Fresno, California – The state of California allocates funding for Fresno County’s inpatient psychiatric hospital for children.
Fresno County is close to the restoration of children’s mental health services. Instead of sending them way for their treatments, the children can soon stay close to their homes and families.
Mental health services, especially for children mean urgent care and immediate treatment. These young minds should be provided with appropriate services from an urgent care clinic, mental health facility, or a psychiatric hospital, ensuring that their mental health issues are addressed properly, whether through medication, treatment, or therapy.
That case was acknowledged by Fresno County as an inpatient psychiatric hospital will soon rise on the grounds of the previous County Hospital complex. The facility will provide mental health care services for children.
Fresno County Supervisor Henry R. Perea said a $2 million funding was allocated for a facility remodeling in the VMC campus. That facility will accommodate children suffering from mental health crisis situations. Perea said such situations need immediate care, providing the children and their families the nearest urgent care near me is of utmost importance.
Over 12 years now, Fresno County is without a children’s inpatient treatment center. This simply means that those children under crisis situations were sent to out of town facilities and urgent care clinics in Los Angeles and Bakersfield, psychiatric facilities that are hundreds of miles away from Fresno County.
The absence of any children’s inpatient treatment center in Fresno has created actual and long-term hardships for the county children and their families.
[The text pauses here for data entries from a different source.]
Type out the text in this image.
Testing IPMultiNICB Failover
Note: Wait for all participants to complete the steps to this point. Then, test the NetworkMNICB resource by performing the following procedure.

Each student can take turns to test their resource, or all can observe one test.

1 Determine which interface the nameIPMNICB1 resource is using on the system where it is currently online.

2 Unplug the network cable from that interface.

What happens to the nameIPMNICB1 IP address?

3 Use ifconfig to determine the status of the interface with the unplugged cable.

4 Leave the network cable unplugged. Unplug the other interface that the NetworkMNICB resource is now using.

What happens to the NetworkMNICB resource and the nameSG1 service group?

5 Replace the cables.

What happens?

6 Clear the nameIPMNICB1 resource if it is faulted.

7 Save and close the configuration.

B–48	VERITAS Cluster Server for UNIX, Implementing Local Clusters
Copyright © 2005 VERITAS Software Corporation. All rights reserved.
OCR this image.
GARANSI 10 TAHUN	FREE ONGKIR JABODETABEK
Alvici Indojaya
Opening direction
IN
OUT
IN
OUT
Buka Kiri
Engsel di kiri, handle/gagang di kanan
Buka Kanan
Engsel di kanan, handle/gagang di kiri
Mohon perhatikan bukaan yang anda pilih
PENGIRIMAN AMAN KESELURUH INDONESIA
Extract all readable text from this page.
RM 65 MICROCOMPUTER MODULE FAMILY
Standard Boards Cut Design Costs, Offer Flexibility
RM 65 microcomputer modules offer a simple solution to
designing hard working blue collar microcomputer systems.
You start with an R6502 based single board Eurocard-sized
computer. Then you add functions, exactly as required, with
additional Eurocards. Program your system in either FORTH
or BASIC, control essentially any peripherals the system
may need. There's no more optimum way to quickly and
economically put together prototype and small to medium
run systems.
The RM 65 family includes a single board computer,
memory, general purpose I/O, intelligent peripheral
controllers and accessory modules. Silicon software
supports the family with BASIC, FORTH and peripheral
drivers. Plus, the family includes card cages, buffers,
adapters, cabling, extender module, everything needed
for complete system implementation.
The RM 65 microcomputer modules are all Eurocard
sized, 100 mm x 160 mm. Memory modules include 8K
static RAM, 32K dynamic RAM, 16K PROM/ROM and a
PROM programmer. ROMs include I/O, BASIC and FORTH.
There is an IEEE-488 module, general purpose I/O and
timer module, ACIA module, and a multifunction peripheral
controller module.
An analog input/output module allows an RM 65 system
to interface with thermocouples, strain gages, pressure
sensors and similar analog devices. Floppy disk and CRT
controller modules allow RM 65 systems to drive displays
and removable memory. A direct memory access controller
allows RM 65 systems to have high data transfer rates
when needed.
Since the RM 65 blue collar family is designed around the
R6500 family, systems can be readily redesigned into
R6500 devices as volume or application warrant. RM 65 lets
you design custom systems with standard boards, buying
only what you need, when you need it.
Thus, the inpatient psychiatric hospital will eventually eliminate those struggles.
Perea said children go around and throughout the state every day, just to obtain psychiatric inpatient care since Fresno has none. And these children must be given attention immediately, considering their mental health conditions.
Talking about children with mental health issues means urgency. However, if they have to travel miles to a mental health facility, and away from their families, that is impractical and irresponsible. Perea insisted that is not the appropriate process for their recovery, instead they should be close to their families, and everyone who love and support them. With the completion of the said facility, all these will be achieved and children will be provided with the services they need and deserve.
The State of California will provide the $2 million funding for the inpatient psychiatric hospital, and the building’s completion is expected by early next year, and will house up to ten children.